Wall Street On Track To Award Record Pay
Major U.S. banks and securities firms are on pace to pay their employees about $140 billion this year — a record high that shows compensation is rebounding despite regulatory scrutiny of Wall Street's pay culture.
Workers at 23 top investment banks, hedge funds, asset managers and stock and commodities exchanges can expect to earn even more than they did the peak year of 2007, according to an analysis of securities filings for the first half of 2009 and revenue estimates through year-end by The Wall Street Journal.

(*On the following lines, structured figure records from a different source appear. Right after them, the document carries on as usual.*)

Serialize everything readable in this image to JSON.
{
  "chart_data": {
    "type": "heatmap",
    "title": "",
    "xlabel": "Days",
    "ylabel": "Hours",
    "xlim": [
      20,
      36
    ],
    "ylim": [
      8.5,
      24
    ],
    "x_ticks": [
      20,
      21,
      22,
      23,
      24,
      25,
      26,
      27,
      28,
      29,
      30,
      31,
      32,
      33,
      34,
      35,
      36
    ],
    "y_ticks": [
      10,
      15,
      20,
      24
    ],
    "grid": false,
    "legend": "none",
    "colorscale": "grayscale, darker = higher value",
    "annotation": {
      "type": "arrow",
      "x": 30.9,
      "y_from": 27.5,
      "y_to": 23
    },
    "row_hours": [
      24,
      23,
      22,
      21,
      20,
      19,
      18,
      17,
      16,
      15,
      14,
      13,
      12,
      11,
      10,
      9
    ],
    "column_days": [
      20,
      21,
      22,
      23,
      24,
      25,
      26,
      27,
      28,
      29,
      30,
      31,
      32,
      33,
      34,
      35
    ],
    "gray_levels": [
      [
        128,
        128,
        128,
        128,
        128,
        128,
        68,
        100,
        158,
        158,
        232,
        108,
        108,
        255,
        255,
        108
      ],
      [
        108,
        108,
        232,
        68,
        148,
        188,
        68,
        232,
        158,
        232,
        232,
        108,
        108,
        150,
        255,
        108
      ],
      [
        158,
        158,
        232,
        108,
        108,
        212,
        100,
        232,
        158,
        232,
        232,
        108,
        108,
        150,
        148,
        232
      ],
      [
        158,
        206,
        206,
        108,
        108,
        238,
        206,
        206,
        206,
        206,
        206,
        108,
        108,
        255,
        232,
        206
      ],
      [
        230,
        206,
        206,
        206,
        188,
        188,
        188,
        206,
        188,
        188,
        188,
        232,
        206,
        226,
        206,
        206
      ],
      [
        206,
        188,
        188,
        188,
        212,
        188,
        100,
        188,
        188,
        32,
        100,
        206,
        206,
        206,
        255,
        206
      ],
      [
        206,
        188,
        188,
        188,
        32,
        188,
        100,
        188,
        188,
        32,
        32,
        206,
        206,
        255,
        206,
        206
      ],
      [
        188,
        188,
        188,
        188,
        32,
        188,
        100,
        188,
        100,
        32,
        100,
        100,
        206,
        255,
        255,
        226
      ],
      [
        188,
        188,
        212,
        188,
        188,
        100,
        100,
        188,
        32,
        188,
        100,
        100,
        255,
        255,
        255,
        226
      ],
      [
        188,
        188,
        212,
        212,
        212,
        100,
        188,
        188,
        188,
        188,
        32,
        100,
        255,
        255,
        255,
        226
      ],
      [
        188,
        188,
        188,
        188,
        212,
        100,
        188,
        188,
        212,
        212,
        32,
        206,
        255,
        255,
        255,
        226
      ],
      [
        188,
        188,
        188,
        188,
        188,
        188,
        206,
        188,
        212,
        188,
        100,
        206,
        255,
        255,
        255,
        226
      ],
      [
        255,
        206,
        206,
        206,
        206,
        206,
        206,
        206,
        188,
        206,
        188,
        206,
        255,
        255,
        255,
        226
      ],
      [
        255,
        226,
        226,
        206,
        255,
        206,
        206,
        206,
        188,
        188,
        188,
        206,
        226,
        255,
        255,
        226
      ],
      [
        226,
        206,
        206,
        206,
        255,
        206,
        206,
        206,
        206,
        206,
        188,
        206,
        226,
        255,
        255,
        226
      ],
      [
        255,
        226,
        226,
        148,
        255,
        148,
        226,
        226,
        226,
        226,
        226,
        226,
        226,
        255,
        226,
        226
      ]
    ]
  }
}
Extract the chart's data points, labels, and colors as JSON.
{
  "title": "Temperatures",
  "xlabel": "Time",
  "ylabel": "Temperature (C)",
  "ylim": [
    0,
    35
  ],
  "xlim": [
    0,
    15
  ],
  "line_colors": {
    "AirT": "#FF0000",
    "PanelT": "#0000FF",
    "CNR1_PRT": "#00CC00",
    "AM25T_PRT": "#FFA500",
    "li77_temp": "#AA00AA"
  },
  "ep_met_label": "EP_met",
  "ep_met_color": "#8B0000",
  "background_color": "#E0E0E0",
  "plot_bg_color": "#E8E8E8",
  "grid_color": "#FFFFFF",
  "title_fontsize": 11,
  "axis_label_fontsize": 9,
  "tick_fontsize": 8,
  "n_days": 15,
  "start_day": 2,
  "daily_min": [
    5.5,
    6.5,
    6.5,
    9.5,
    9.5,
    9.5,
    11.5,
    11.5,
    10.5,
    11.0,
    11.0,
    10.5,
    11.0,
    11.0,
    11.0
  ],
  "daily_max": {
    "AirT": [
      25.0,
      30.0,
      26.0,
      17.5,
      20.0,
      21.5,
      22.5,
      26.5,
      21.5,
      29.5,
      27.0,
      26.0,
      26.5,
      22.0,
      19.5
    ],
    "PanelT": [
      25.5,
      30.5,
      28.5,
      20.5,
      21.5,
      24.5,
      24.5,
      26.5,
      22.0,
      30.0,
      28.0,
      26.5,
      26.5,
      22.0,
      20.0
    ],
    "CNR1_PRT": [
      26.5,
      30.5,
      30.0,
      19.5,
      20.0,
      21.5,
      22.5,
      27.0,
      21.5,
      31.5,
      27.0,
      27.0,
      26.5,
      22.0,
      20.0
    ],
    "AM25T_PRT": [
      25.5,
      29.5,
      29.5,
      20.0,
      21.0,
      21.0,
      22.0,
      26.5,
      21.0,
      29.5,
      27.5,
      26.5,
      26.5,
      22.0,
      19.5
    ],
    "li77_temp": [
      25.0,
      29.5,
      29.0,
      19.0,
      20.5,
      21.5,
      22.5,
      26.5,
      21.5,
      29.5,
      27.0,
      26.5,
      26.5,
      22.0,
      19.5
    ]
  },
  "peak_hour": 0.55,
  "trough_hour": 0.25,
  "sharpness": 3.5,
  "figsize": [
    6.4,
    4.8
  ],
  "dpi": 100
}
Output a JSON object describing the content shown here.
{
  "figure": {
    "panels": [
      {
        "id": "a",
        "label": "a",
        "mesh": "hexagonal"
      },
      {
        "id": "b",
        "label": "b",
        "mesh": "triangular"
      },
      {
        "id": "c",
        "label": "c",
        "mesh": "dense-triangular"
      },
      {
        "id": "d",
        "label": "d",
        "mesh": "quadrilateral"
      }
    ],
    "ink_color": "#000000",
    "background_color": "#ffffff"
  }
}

Total compensation and benefits at the publicly traded firms analyzed by the Journal are on track to increase 20% from last year’s $117 billion—and to top 2007’s $130 billion payout. This year, employees at the companies will earn an estimated $143,400 on average, up almost $2,000 from 2007 levels.
I have no comment.
That's because I'm speechless. We're facing double digit unemployment because of these bastards, the deficits are huge because we bailed out these bastards, and now they're increasing their own compensation?
UPDATE: Thankfully, Kevin Drum, while as dumbfounded as me, can eke out a few thoughts:
There's an insanity here that's almost beyond analysis. Wall Street can spark an economic slowdown that misses destroying the planet and causing a second Great Depression only by a hair's breadth — said hair being an 11th hour emergency infusion of trillions of taxpayer dollars — and then turn around and use those trillions to return to bubble levels of profitability within 12 months. And they can do it even though the rest of the economy is still suffering through the worst recession since World War II. It's mind boggling.
Is there any silver lining here? Probably not, but I'll try: If Wall Street can shrug off the worst recession of our lifetimes as if it's a minor fender bender and get the party rolling all over again in less than 12 months, it means the next bubble is already in the works and its collapse will be every bit as bad as this one. That in turn means it will almost certainly happen while today's politicians are still in office. So maybe news like this will finally spur lawmakers to realize once and for all that the financial industry needs to be cut down to size. Half measures won't do it. Self-regulation won't do it. Compensation limits won't do it. Byzantine, watered-down rules won't do it. Something like a Morgenthau Plan for Wall Street is the only thing that has even half a chance of working.
Will Congress finally get this? Probably not. The financial lobby is just too strong. But we can hope.
RELATED: The Dow surpassed 10,000 today. Republicans are downplaying the significance of that. And while I tend to agree with them (10,000 is just a number), recall that Republicans weren't singing that tune a few months ago. The Wall Street Journal ran an entire editorial on this in early March. The drop in the Dow, the WSJ insisted, was a direct result of investors evaluating "Mr. Obama's agenda and his approach to governance." Karl Rove and Lou Dobbs made the same case. So did Rush Limbaugh, Sean Hannity, and Fred Barnes. It was one of Mitt Romney's favorite talking points for a while, too.
To Republicans, Obama was to blame for the continuing fall of the Dow last spring. But now that it keeps going up and up? Well, the Dow doesn't mean anything.
But since when has logical, or even rhetorical, consistency been a characteristic of today's Republican party?
UPDATE TO RELATED: OMG! Fox News is pitching that the surge in the Dow is an example of the "Bush recovery"!!